3 Aug. 2022 / Pressemitteilungen

Artnet AG (Artnet) is a leading company in the global art market and is engaged in the marketplace, media and data business. Weng Fine Art AG (WFA), together with its founder Rüdiger K. Weng, holds negative control of Artnet and is its largest shareholder alongside Galerie Neuendorf AG. As announced earlier, WFA and Rüdiger K. Weng are currently expanding their shareholding in Artnet towards 29,99 %.

Following a request by WFA, Artnet has scheduled their annual shareholders meeting (for the Fiscal Year 2021) for August 26, 2022. 

WFA has in the meanwhile submitted a further counter-proposal to the agenda of the Artnet management. It is addressed to topic no. 6 of the Annual General Meeting "Approval of the reviewed compensation system for the members of the Management Board". The previous salary of the Artnet-CEO of USD 477k already seems inappropriately high for a company that has never turned over more than USD 25 million per year and has lost almost USD 1,000,000 in 2021. For comparison: Rüdiger K. Weng as the CEO of the highly profitable Weng Fine Art AG received a salary of only EUR 97,742 in 2021 (including retirement benefits). The additional USD 450k for the Neuendorf-CEO are beyond all economically reasonable dimensions given Artnet's loss situation and its weak cash position. As a result, WFA intends to limit the salary of the Artnet CEO to USD 450k, which is his base salary. Furthermore, the salary proposal presented by the management of Artnet with exactly the same content was rejected by a majority of shareholders at last year's Annual General Meeting. It has never been revised since then, meaning that the voting of the shareholder majority has been completely ignored by Artnet's management.

It is also noteworthy that the Artnet administration has been using the same auditor for about 20 years, which is contrary to the recommendation of the corporate governance codex. If one does not wish to accept this repeated violation of good corporate governance, one has to vote "no" on agenda topic no. 4.

In the meantime, in addition to WFA, Mr. Andreas Langenscheidt has also submitted a counter-proposal for the election of Artnet's Board of Directors with the aim of having him elected to the Supervisory Board in replacement of current Board member Ms. Michaela Diener. WFA will support this proposal, as it considers Andreas Langenscheidt to be qualified for this role. During the past two years, it has unfortunately become apparent that Michaela Diener, who was appointed by the Neuendorf family, puts loyalty to the Neuendorf family, who are friends of hers, above the interests of Artnet and the majority of its shareholders.

On the other hand, WFA supports the re-election of the current Chairman of the Board of Directors, Pascal Decker. Based on its experience so far, WFA came to the conclusion that Mr. Decker is capable of balancing the interests of the various shareholder groups. 

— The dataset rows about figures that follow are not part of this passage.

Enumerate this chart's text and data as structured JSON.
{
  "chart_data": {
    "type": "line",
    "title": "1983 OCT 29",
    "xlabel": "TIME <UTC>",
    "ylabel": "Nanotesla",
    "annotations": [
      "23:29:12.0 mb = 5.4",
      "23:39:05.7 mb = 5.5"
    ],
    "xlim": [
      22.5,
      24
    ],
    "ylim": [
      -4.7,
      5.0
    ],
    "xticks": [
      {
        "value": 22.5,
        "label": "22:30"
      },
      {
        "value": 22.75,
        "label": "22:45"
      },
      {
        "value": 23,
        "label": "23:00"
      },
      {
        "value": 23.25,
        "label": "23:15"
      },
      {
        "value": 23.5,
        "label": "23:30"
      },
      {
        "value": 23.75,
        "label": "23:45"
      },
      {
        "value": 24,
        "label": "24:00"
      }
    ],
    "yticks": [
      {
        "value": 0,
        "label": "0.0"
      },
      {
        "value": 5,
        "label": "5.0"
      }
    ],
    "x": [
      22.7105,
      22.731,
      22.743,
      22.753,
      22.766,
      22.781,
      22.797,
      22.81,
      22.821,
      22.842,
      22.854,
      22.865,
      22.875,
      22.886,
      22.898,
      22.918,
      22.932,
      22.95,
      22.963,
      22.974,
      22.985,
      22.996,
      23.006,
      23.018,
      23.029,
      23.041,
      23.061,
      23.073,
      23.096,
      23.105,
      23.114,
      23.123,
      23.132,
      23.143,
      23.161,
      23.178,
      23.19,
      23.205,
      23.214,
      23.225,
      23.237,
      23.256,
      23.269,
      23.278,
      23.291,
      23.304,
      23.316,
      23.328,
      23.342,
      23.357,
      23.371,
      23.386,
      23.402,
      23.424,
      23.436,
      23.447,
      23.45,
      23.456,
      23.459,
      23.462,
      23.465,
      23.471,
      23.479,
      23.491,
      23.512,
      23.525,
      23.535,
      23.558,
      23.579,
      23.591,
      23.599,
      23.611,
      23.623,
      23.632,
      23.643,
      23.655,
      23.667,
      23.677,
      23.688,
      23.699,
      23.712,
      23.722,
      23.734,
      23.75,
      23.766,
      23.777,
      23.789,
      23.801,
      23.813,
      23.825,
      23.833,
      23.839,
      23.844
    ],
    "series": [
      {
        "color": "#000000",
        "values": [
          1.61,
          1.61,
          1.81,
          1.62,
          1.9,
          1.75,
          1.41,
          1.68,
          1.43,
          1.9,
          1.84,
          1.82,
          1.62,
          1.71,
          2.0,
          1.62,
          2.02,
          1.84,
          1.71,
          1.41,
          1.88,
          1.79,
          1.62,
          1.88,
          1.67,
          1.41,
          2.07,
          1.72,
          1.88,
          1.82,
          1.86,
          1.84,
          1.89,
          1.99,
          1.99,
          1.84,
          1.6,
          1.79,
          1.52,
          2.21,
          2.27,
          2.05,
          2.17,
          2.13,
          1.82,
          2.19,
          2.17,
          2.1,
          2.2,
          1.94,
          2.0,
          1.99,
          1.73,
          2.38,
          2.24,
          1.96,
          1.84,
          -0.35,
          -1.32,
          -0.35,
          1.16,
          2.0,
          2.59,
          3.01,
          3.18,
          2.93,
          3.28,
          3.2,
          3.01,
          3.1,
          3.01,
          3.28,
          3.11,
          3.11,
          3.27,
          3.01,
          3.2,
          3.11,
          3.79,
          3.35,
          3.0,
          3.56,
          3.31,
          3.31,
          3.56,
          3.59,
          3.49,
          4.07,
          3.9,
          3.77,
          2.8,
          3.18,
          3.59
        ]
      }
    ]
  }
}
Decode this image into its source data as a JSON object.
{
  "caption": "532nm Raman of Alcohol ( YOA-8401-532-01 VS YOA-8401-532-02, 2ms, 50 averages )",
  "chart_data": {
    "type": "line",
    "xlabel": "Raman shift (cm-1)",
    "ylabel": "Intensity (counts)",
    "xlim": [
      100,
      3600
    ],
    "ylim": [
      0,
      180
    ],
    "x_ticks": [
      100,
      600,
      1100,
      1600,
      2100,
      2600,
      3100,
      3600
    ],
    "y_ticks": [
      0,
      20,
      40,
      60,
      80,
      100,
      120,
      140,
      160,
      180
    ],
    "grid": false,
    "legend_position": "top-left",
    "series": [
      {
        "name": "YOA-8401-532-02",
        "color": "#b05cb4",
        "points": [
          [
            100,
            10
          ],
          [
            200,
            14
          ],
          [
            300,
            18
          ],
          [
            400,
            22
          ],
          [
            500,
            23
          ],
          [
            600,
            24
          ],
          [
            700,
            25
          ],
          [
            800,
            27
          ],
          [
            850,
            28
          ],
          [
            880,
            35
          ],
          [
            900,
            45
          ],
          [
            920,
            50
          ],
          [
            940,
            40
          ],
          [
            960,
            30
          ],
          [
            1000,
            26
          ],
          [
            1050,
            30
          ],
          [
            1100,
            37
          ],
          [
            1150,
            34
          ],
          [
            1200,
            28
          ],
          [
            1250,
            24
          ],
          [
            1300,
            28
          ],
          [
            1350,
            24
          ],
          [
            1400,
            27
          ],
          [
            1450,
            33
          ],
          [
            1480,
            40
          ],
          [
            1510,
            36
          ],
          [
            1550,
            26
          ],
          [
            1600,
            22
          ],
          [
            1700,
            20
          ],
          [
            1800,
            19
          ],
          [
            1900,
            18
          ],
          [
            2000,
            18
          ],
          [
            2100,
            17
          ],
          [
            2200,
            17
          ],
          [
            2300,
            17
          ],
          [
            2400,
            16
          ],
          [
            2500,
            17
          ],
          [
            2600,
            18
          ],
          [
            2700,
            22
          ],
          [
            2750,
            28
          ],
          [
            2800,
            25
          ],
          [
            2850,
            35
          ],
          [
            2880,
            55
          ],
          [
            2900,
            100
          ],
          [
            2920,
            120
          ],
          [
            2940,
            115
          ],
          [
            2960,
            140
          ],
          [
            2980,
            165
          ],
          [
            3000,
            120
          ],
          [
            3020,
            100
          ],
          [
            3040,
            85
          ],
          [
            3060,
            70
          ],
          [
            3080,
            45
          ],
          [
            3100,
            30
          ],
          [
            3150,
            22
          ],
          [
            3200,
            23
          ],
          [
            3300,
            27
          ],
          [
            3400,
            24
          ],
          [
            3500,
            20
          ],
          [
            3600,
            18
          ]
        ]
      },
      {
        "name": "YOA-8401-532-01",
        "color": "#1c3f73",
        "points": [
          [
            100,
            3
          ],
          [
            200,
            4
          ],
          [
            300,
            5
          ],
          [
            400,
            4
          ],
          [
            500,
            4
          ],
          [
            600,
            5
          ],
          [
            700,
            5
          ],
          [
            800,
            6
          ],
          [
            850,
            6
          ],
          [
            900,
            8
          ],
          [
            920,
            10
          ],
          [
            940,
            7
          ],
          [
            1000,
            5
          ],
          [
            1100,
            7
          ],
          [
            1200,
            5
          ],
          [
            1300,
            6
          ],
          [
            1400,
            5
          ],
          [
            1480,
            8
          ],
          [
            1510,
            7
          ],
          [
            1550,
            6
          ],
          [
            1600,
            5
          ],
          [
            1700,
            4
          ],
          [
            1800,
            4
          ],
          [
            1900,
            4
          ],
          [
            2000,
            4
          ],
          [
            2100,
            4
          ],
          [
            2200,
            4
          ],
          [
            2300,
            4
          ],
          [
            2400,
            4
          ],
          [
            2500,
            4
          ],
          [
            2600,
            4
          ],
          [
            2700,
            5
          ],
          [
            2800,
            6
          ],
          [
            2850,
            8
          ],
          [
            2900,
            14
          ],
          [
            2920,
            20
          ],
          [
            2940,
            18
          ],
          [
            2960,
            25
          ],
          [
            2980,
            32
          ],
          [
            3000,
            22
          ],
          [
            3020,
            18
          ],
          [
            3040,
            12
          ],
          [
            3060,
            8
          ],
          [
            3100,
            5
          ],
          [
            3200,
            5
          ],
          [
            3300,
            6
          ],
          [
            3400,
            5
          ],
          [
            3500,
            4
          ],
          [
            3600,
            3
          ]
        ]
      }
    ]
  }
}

A Board of Directors at Artnet consisting of Pascal Decker - Andreas Langenscheidt - Rüdiger K. Weng would represent all major shareholder groups and therefore be a balancing counterweight to the management dominated by the Neuendorf family. A Board of Directors composed in this way could control and advise the management of the company in the interest of all shareholders.  

WFA hopes to receive broad support from the shareholder base for WFA's counter-motions in order to enable Artnet to make a fresh start and pave the way to profitability.

Immediately after Artnet's Annual General Meeting, WFA will enter into open discussions with interested financial investors and competitors about their participation in Artnet and about Artnet’s future. From WFA's point of view, a potential takeover of Artnet by third parties supported by WFA will be one of the options to be examined for the further development of Artnet.